Google AI Studio has made building a web app surprisingly easy. You can describe what you want, refine the design through prompts, and publish the result without setting up a traditional development environment. An awkward point of friction comes after deployment, when the finished app still has to live behind a long, forgettable Cloud Run link.
Google is now cleaning up that final step. AI Studio lets you assign a deployed web app a personalized address under the “ai.studio” domain, such as “your-app-name.ai.studio.” A recognizable URL should make the project look more presentable in a portfolio, client demo, social post, or internal project page.
Your web app finally gets a proper name
The new option appears inside the publishing menu. You can enter the subdomain you want or use the address suggested by Google before deploying the app.

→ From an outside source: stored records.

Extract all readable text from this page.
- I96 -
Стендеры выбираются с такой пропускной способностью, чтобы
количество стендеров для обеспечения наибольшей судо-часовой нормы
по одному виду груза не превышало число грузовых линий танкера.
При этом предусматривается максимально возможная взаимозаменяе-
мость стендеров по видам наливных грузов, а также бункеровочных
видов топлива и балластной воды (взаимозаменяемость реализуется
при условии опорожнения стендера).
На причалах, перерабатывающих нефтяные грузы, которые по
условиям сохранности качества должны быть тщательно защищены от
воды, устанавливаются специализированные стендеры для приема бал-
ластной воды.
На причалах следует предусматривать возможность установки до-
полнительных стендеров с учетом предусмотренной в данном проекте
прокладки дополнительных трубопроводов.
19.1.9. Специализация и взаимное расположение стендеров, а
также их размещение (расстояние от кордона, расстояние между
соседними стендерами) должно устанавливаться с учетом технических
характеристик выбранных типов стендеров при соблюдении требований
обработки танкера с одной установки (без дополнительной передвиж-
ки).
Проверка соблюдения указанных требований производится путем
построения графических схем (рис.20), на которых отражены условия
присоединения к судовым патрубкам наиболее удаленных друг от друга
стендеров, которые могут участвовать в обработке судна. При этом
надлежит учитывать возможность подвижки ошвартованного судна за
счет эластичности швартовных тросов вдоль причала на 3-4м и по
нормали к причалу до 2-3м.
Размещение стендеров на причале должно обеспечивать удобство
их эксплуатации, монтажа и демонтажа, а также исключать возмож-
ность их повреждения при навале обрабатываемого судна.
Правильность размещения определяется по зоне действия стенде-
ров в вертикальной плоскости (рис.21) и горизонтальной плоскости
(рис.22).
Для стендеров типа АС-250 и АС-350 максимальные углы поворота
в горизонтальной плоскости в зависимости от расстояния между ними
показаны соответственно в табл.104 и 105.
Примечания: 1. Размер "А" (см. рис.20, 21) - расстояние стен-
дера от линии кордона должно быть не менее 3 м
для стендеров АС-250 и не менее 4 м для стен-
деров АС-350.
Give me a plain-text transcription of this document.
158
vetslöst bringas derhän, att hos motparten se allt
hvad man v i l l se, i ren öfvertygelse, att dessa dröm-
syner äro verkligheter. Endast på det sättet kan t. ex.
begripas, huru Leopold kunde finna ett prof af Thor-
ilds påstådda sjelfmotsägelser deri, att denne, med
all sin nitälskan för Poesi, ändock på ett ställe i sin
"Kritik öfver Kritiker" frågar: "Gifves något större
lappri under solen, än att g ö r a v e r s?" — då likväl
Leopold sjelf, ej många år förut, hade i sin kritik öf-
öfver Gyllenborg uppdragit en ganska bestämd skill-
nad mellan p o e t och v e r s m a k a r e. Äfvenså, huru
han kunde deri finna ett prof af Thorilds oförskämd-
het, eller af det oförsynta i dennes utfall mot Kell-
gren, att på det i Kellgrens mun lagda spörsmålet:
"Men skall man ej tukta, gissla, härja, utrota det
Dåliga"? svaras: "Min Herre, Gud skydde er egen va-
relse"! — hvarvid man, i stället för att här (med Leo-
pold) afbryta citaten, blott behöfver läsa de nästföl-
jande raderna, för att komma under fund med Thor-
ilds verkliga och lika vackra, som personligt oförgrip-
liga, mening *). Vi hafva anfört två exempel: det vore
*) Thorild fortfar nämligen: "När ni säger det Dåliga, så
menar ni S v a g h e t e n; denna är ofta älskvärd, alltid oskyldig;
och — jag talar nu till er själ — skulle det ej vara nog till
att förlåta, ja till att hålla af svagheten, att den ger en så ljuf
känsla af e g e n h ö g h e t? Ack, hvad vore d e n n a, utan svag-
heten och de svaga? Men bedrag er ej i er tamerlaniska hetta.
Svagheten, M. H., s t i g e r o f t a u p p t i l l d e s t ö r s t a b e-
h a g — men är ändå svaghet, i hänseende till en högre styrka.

Names must be unique across AI Studio, so the obvious ones may disappear quickly. Google is handing them out on a first-come, first-served basis. If someone has already claimed your preferred address, you will need to pick another one.
You can change the URL later, although moving an existing name to another project requires you to unpublish or delete the app currently using it. Doing so releases the address, which means another user could claim it before you reuse it.
AI Studio now handles more of the app-building process
Google has spent the past few months expanding what AI Studio can do. Alongside generating full-stack and native Android apps, it can connect projects to Workspace services, set up Firebase databases and authentication, generate custom visual assets, and let users request design changes by drawing directly on the app preview.
Projects can also be pushed to GitHub, downloaded as ZIP files, or transferred to Google Antigravity for further development. The new personalized URLs are the cherry on top, making finished apps easier to present once they leave AI Studio.